Collagen turnover during cervical remodeling involves both intracellular and extracellular collagen degradation pathways.

Reproductive success requires accurately timed remodeling of the cervix to orchestrate the maintenance of pregnancy, the process of labor, and birth. Prior work in mice established that a combination of continuous turnover of fibrillar collagen and reduced formation of collagen cross-links allows for the gradual increase in tissue compliance and delivery of the fetus during labor. However, the mechanism for continuous collagen degradation to ensure turnover during cervical remodeling is still unknown. This study demonstrates the functional role of extracellular and intracellular collagen degradative pathways in two different settings of cervical remodeling: physiological term remodeling and inflammation-mediated premature remodeling. Extracellular collagen degradation is achieved by the activity of fibroblast-derived matrix metalloproteases MMP14, MMP2, and fibroblast activation protein (FAP).
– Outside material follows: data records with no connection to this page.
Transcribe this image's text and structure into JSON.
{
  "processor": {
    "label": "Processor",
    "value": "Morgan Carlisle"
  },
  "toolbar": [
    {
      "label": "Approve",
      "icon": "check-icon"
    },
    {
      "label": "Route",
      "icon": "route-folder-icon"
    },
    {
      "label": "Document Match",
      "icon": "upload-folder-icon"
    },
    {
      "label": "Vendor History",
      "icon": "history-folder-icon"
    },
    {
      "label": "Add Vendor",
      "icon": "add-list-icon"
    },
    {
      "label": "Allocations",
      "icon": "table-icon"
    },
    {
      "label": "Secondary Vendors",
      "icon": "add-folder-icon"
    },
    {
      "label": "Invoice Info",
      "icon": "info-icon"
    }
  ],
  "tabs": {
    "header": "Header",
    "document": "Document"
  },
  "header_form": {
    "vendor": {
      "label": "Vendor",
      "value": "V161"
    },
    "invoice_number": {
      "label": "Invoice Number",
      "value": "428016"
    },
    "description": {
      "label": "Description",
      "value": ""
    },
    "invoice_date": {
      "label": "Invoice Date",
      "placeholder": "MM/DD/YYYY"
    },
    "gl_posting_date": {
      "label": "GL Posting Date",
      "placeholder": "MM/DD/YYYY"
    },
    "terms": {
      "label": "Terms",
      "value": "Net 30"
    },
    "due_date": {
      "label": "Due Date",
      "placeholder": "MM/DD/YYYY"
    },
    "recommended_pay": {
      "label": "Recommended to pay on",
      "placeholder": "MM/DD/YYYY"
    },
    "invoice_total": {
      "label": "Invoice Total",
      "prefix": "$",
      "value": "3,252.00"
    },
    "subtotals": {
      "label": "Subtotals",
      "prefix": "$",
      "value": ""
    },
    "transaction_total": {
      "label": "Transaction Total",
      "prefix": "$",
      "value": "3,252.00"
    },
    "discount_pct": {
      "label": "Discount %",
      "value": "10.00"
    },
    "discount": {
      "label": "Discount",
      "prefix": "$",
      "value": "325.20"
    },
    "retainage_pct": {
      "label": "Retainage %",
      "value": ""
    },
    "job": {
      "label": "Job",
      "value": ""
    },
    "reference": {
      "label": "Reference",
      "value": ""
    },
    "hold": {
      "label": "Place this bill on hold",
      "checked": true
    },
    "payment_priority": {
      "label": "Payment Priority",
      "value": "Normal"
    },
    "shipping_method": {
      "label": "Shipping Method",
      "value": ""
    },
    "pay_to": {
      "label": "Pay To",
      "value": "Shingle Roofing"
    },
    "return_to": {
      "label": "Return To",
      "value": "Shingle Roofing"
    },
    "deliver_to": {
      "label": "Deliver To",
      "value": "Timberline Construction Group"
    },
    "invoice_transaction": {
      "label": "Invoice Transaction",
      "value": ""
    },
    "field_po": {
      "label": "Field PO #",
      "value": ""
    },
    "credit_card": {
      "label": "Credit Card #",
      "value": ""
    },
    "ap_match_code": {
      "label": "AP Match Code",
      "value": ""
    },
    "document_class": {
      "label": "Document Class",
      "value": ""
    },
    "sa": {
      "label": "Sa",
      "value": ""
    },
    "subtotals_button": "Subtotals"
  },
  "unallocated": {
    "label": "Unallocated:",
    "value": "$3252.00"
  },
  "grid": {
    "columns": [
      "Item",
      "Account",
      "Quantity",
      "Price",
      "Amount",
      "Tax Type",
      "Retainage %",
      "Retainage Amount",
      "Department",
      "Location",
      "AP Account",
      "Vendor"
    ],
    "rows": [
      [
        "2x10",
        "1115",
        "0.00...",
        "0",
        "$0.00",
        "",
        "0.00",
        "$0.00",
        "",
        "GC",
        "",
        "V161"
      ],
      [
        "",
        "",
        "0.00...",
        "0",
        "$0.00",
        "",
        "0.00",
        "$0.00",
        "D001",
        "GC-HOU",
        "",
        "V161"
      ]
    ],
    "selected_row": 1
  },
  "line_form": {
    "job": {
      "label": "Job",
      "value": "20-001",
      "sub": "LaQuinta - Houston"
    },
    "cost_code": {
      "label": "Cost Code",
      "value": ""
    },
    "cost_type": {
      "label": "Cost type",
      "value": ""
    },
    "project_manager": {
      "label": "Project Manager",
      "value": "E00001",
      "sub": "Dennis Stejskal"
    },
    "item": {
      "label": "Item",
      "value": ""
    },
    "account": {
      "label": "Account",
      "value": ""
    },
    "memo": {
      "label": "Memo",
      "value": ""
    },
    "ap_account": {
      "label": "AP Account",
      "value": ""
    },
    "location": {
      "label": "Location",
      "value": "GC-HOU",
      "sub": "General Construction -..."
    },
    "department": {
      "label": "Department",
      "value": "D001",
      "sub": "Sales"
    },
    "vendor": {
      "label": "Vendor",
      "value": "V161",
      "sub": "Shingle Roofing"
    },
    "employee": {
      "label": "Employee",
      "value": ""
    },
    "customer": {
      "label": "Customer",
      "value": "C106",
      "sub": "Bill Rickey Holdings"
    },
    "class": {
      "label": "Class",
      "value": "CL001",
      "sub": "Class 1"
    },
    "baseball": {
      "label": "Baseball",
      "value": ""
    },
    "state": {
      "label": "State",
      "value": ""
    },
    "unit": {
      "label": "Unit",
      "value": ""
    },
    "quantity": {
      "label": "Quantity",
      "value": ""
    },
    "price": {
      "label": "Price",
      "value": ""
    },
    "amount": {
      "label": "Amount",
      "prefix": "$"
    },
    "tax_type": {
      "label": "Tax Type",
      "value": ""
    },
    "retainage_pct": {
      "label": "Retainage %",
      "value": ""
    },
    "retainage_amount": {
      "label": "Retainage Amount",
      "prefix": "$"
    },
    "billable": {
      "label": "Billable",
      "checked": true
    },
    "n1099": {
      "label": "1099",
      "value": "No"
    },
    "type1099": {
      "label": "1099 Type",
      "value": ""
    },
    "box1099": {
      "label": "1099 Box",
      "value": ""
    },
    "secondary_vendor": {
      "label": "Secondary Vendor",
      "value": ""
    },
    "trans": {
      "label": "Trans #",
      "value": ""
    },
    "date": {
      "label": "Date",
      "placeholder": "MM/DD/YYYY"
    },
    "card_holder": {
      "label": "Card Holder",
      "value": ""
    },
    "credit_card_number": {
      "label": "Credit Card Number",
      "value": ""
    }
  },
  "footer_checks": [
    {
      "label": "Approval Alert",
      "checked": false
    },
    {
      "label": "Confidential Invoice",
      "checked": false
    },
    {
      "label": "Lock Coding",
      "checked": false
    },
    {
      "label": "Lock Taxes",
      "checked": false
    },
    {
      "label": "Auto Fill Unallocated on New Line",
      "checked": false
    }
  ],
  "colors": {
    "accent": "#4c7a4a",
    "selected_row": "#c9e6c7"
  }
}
In parallel, we demonstrate the function of an intracellular collagen degradative pathway in fibroblast cells mediated by the collagen endocytic mannose receptor type-2 (MRC2). These pathways appear to be functionally redundant as loss of MRC2 does not obstruct collagen turnover or cervical function in pregnancy. While both extracellular and intracellular pathways are also utilized in inflammation-mediated premature cervical remodeling, the extracellular collagen degradation pathway uniquely employs fibroblast and immune-cell derived proteases. In sum, these findings identify the dual utilization of two distinct degradative pathways as a failsafe mechanism to achieve continuous collagen turnover in the cervix, thereby allowing dynamic shifts in cervical tissue mechanics and function.